Si l’Ernesto d’Emanuele d’Aguanno, probablement handicapé par le trac, convainc plus scéniquement que vocalement, le Malatesta vaguement ruffian de Gabriele Nani ne manque pas d’aplomb et il chante fort bien, se tirant avec les honneurs du duo qui met à l’épreuve sa rapidité dans le chant syllabé, mais la voix semble petite même dans l’espace mesuré du Teatro Olimpico. Federica Carnevale, mezzo soprano clair, comme devait l’être Pauline Viardot, qui pouvait dans sa jeunesse chanter la Desdemona de Rossini, s’acquitte avec honneur du rôle de Norina ; si la voix n’est pas de celles qui vous captivent au premier moment elle est bien conduite et s’épanouit victorieusement dans le rondo final. Ces jeunes chanteurs sont probablement stimulés par le Don Pasquale de leur ainé Lorenzo Regazzo, qui quinze ans après une première approche à Lausanne retrouve le personnage. Grimé juste assez pour satisfaire à la décrépitude supposée, passant d’une tenue de travail stricte à un habit de cérémonie avant d’apparaitre dépenaillé, - les costumes de Carlos Tieppo contribuent à moderniser les personnages tout en exprimant leur personnalité -  il prête à Don Pasquale une épaisseur où affleurent perversion et fétichisme, selon les compositions théâtrales dont il a le secret.
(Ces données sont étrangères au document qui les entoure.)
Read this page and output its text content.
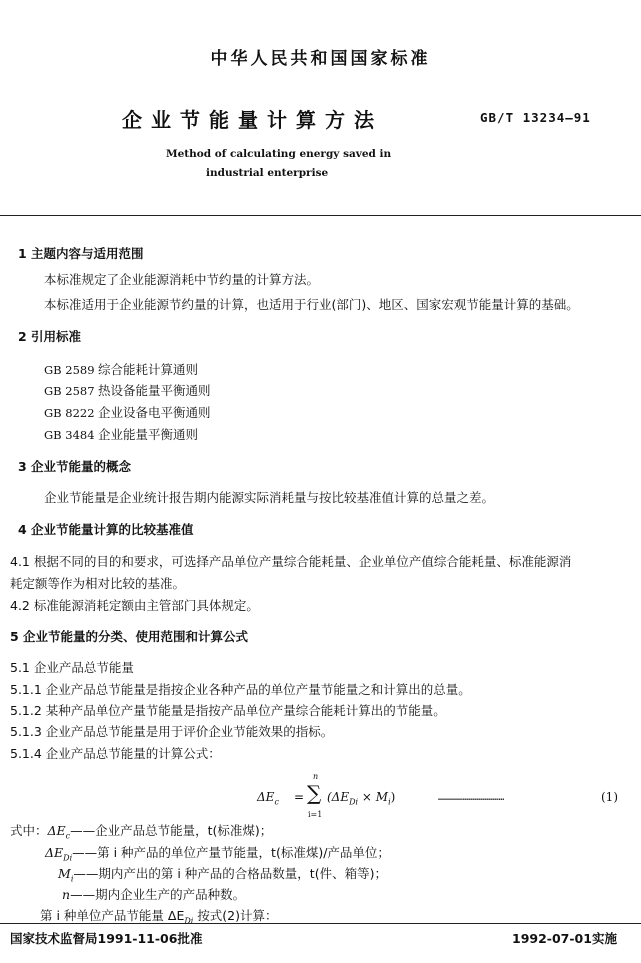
中华人民共和国国家标准
企业节能量计算方法	GB/T 13234—91
Method of calculating energy saved in
industrial enterprise
1 主题内容与适用范围
本标准规定了企业能源消耗中节约量的计算方法。
本标准适用于企业能源节约量的计算，也适用于行业(部门)、地区、国家宏观节能量计算的基础。
2 引用标准
GB 2589 综合能耗计算通则
GB 2587 热设备能量平衡通则
GB 8222 企业设备电平衡通则
GB 3484 企业能量平衡通则
3 企业节能量的概念
企业节能量是企业统计报告期内能源实际消耗量与按比较基准值计算的总量之差。
4 企业节能量计算的比较基准值
4.1 根据不同的目的和要求，可选择产品单位产量综合能耗量、企业单位产值综合能耗量、标准能源消
耗定额等作为相对比较的基准。
4.2 标准能源消耗定额由主管部门具体规定。
5 企业节能量的分类、使用范围和计算公式
5.1 企业产品总节能量
5.1.1 企业产品总节能量是指按企业各种产品的单位产量节能量之和计算出的总量。
5.1.2 某种产品单位产量节能量是指按产品单位产量综合能耗计算出的节能量。
5.1.3 企业产品总节能量是用于评价企业节能效果的指标。
5.1.4 企业产品总节能量的计算公式：
$\Delta E_c$ =
n
∑
i=1
$(\Delta E_{Di} \times M_i)$	……………………………	(1)
式中：$\Delta E_c——$企业产品总节能量，t(标准煤)；
$\Delta E_{Di}——$第 i 种产品的单位产量节能量，t(标准煤)/产品单位；
$M_i——$期内产出的第 i 种产品的合格品数量，t(件、箱等)；
n——期内企业生产的产品种数。
第 i 种单位产品节能量 $\Delta E_{Di}$ 按式(2)计算：
国家技术监督局1991-11-06批准	1992-07-01实施
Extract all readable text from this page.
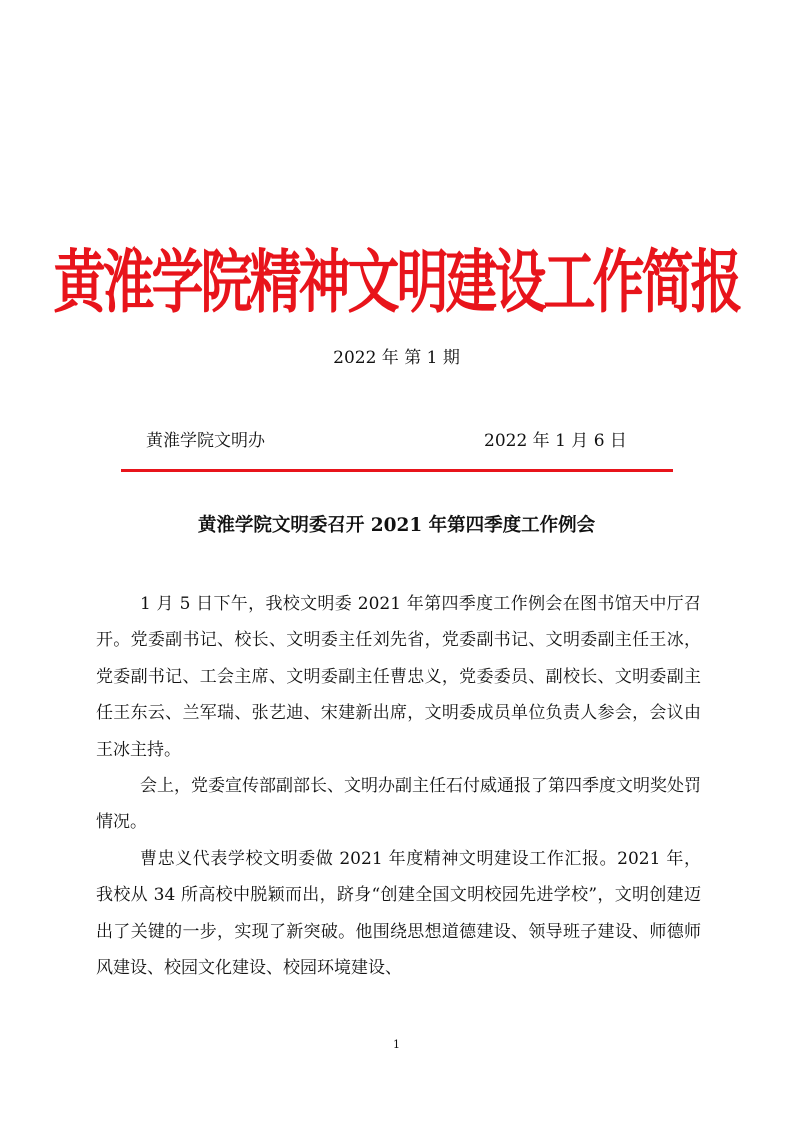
黄淮学院精神文明建设工作简报
2022 年 第 1 期
黄淮学院文明办	2022 年 1 月 6 日
黄淮学院文明委召开 2021 年第四季度工作例会

1 月 5 日下午，我校文明委 2021 年第四季度工作例会在图书馆天中厅召开。党委副书记、校长、文明委主任刘先省，党委副书记、文明委副主任王冰，党委副书记、工会主席、文明委副主任曹忠义，党委委员、副校长、文明委副主任王东云、兰军瑞、张艺迪、宋建新出席，文明委成员单位负责人参会，会议由王冰主持。

会上，党委宣传部副部长、文明办副主任石付威通报了第四季度文明奖处罚情况。

曹忠义代表学校文明委做 2021 年度精神文明建设工作汇报。2021 年，我校从 34 所高校中脱颖而出，跻身“创建全国文明校园先进学校”，文明创建迈出了关键的一步，实现了新突破。他围绕思想道德建设、领导班子建设、师德师风建设、校园文化建设、校园环境建设、

1
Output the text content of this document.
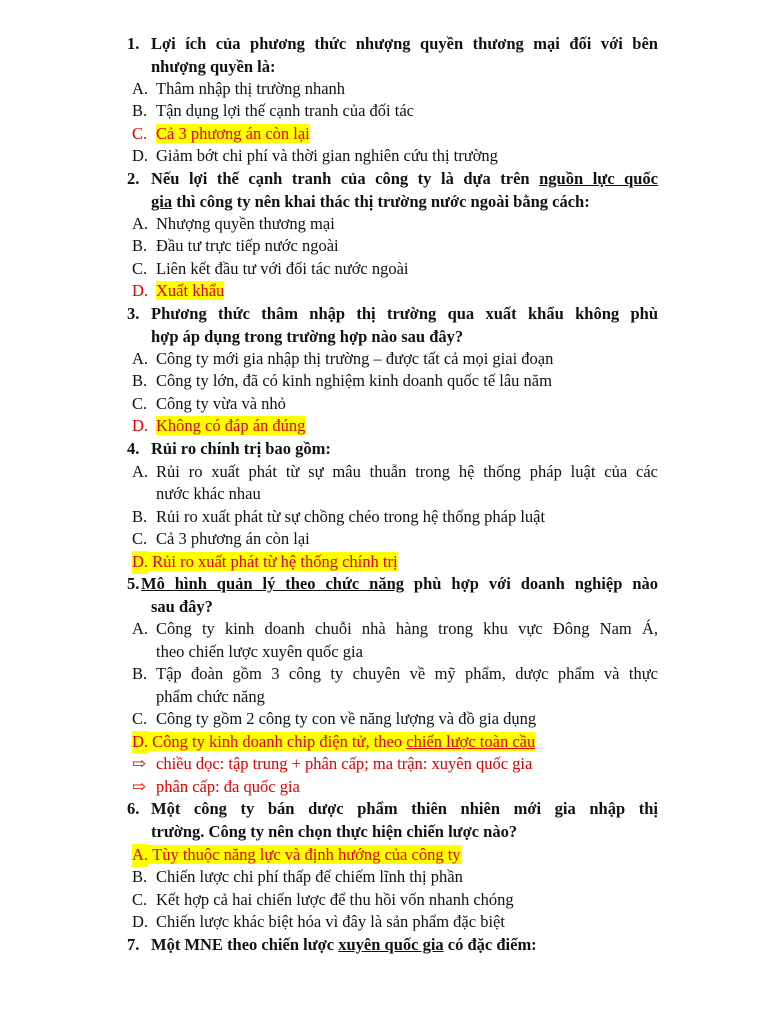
1. Lợi ích của phương thức nhượng quyền thương mại đối với bên
nhượng quyền là:
A. Thâm nhập thị trường nhanh
B. Tận dụng lợi thế cạnh tranh của đối tác
C. Cả 3 phương án còn lại
D. Giảm bớt chi phí và thời gian nghiên cứu thị trường
2. Nếu lợi thế cạnh tranh của công ty là dựa trên nguồn lực quốc
gia thì công ty nên khai thác thị trường nước ngoài bằng cách:
A. Nhượng quyền thương mại
B. Đầu tư trực tiếp nước ngoài
C. Liên kết đầu tư với đối tác nước ngoài
D. Xuất khẩu
3. Phương thức thâm nhập thị trường qua xuất khẩu không phù
hợp áp dụng trong trường hợp nào sau đây?
A. Công ty mới gia nhập thị trường – được tất cả mọi giai đoạn
B. Công ty lớn, đã có kinh nghiệm kinh doanh quốc tế lâu năm
C. Công ty vừa và nhỏ
D. Không có đáp án đúng
4. Rủi ro chính trị bao gồm:
A. Rủi ro xuất phát từ sự mâu thuẫn trong hệ thống pháp luật của các
nước khác nhau
B. Rủi ro xuất phát từ sự chồng chéo trong hệ thống pháp luật
C. Cả 3 phương án còn lại
D. Rủi ro xuất phát từ hệ thống chính trị
5. Mô hình quản lý theo chức năng phù hợp với doanh nghiệp nào
sau đây?
A. Công ty kinh doanh chuỗi nhà hàng trong khu vực Đông Nam Á,
theo chiến lược xuyên quốc gia
B. Tập đoàn gồm 3 công ty chuyên về mỹ phẩm, dược phẩm và thực
phẩm chức năng
C. Công ty gồm 2 công ty con về năng lượng và đồ gia dụng
D. Công ty kinh doanh chip điện tử, theo chiến lược toàn cầu
⇨ chiều dọc: tập trung + phân cấp; ma trận: xuyên quốc gia
⇨ phân cấp: đa quốc gia
6. Một công ty bán dược phẩm thiên nhiên mới gia nhập thị
trường. Công ty nên chọn thực hiện chiến lược nào?
A. Tùy thuộc năng lực và định hướng của công ty
B. Chiến lược chi phí thấp để chiếm lĩnh thị phần
C. Kết hợp cả hai chiến lược để thu hồi vốn nhanh chóng
D. Chiến lược khác biệt hóa vì đây là sản phẩm đặc biệt
7. Một MNE theo chiến lược xuyên quốc gia có đặc điểm:
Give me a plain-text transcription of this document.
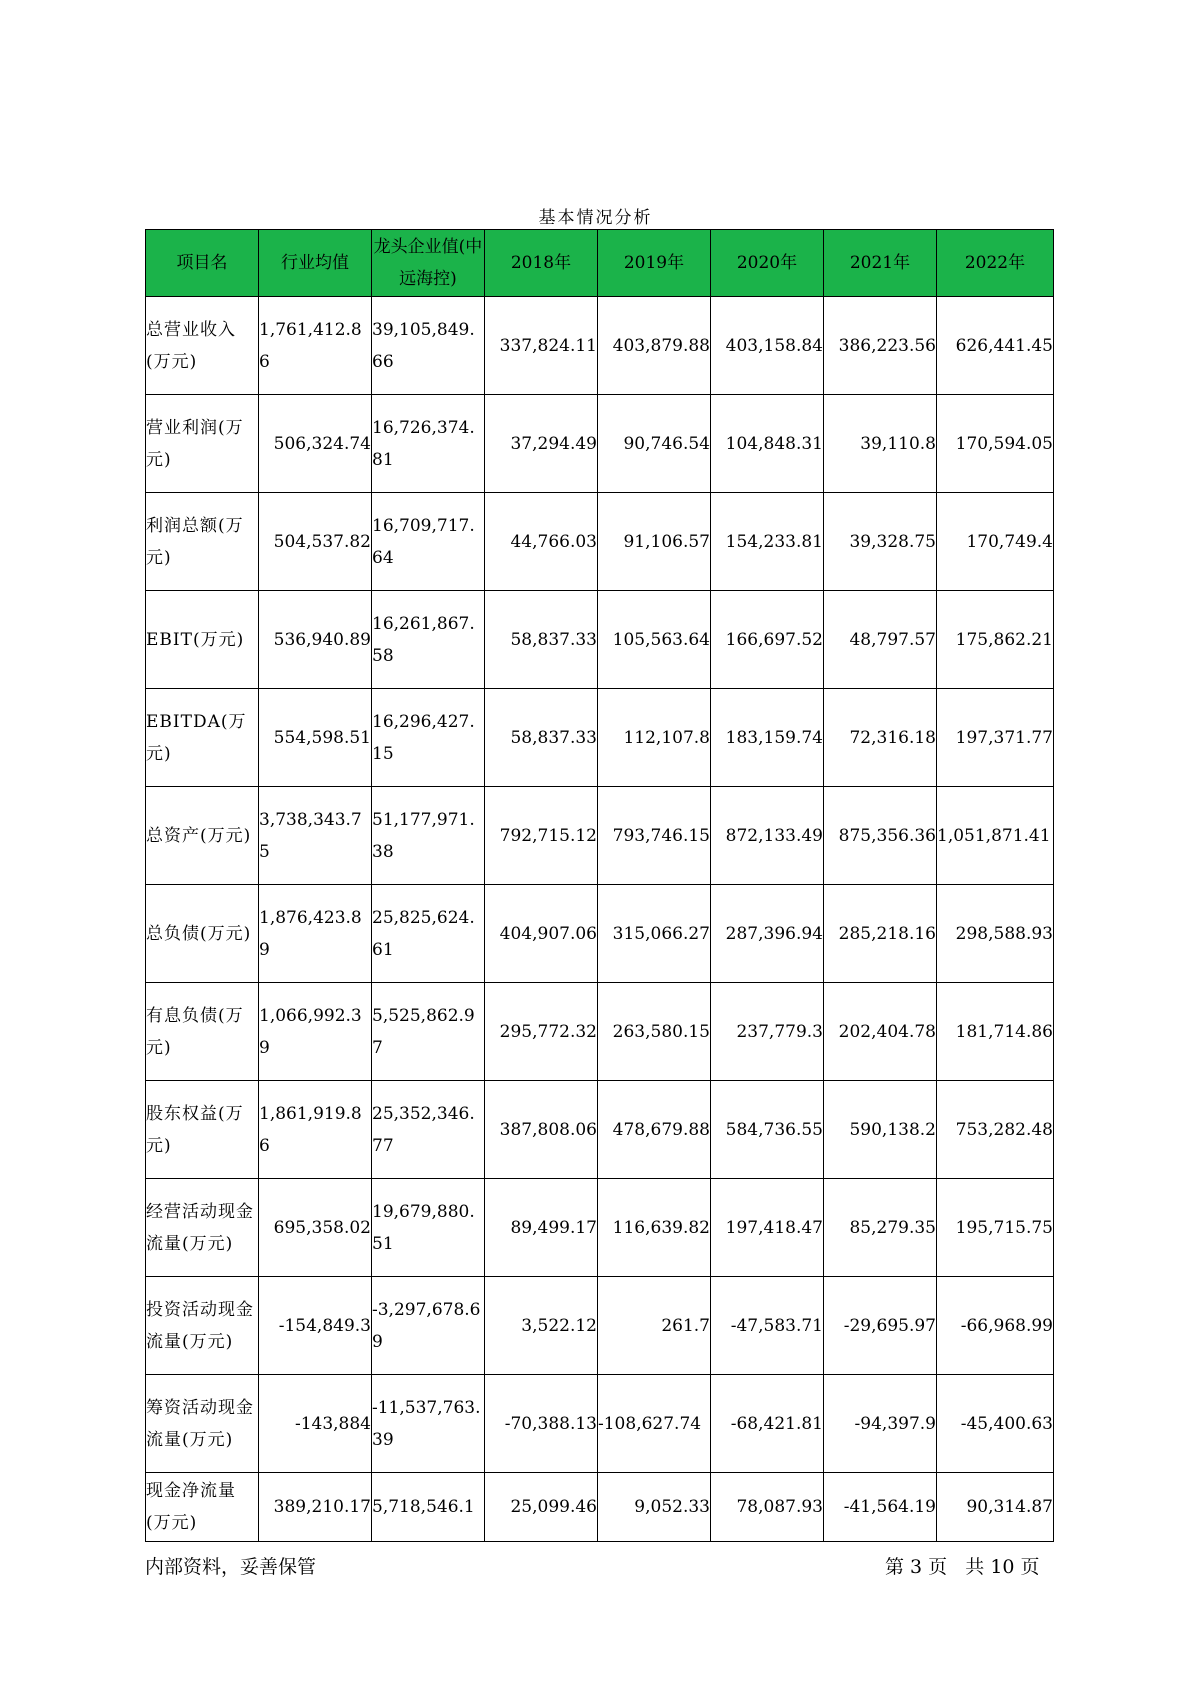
基本情况分析
项目名	行业均值	龙头企业值(中远海控)	2018年	2019年	2020年	2021年	2022年
总营业收入(万元)	1,761,412.86	39,105,849.66	337,824.11	403,879.88	403,158.84	386,223.56	626,441.45
营业利润(万元)	506,324.74	16,726,374.81	37,294.49	90,746.54	104,848.31	39,110.8	170,594.05
利润总额(万元)	504,537.82	16,709,717.64	44,766.03	91,106.57	154,233.81	39,328.75	170,749.4
EBIT(万元)	536,940.89	16,261,867.58	58,837.33	105,563.64	166,697.52	48,797.57	175,862.21
EBITDA(万元)	554,598.51	16,296,427.15	58,837.33	112,107.8	183,159.74	72,316.18	197,371.77
总资产(万元)	3,738,343.75	51,177,971.38	792,715.12	793,746.15	872,133.49	875,356.36	1,051,871.41
总负债(万元)	1,876,423.89	25,825,624.61	404,907.06	315,066.27	287,396.94	285,218.16	298,588.93
有息负债(万元)	1,066,992.39	5,525,862.97	295,772.32	263,580.15	237,779.3	202,404.78	181,714.86
股东权益(万元)	1,861,919.86	25,352,346.77	387,808.06	478,679.88	584,736.55	590,138.2	753,282.48
经营活动现金流量(万元)	695,358.02	19,679,880.51	89,499.17	116,639.82	197,418.47	85,279.35	195,715.75
投资活动现金流量(万元)	-154,849.3	-3,297,678.69	3,522.12	261.7	-47,583.71	-29,695.97	-66,968.99
筹资活动现金流量(万元)	-143,884	-11,537,763.39	-70,388.13	-108,627.74	-68,421.81	-94,397.9	-45,400.63
现金净流量(万元)	389,210.17	5,718,546.1	25,099.46	9,052.33	78,087.93	-41,564.19	90,314.87
内部资料，妥善保管	第 3 页   共 10 页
Dans une forme vocale olympique – pardon – il subjugue aussitôt par la variété des inflexions, la clarté de l’émission, la netteté des agilités, la justesse de l’expression, l’équilibre entre ridicule et pathétique, autant de qualités qu’on lui connaissait et qu’on retrouve tout entières avec bonheur.
 
L’écrin du Teatro Olimpico ajoute à ces représentations une plus value qui attire un public international.  Cependant l’exigüité de la fosse et les dimensions du théâtre imposent des limites. Elles son atteintes avec ce Don Pasquale en termes d’effectif orchestral et de saturation sonore, celle-ci liée en partie à l’utilisation d’instruments modernes. L’ouverture récente d’un nouveau centre de spectacles pourrait offrir la possibilité d’élargir le répertoire proposé. Les semaines musicales de Vicenza devraient donc réserver encore de belles surprises.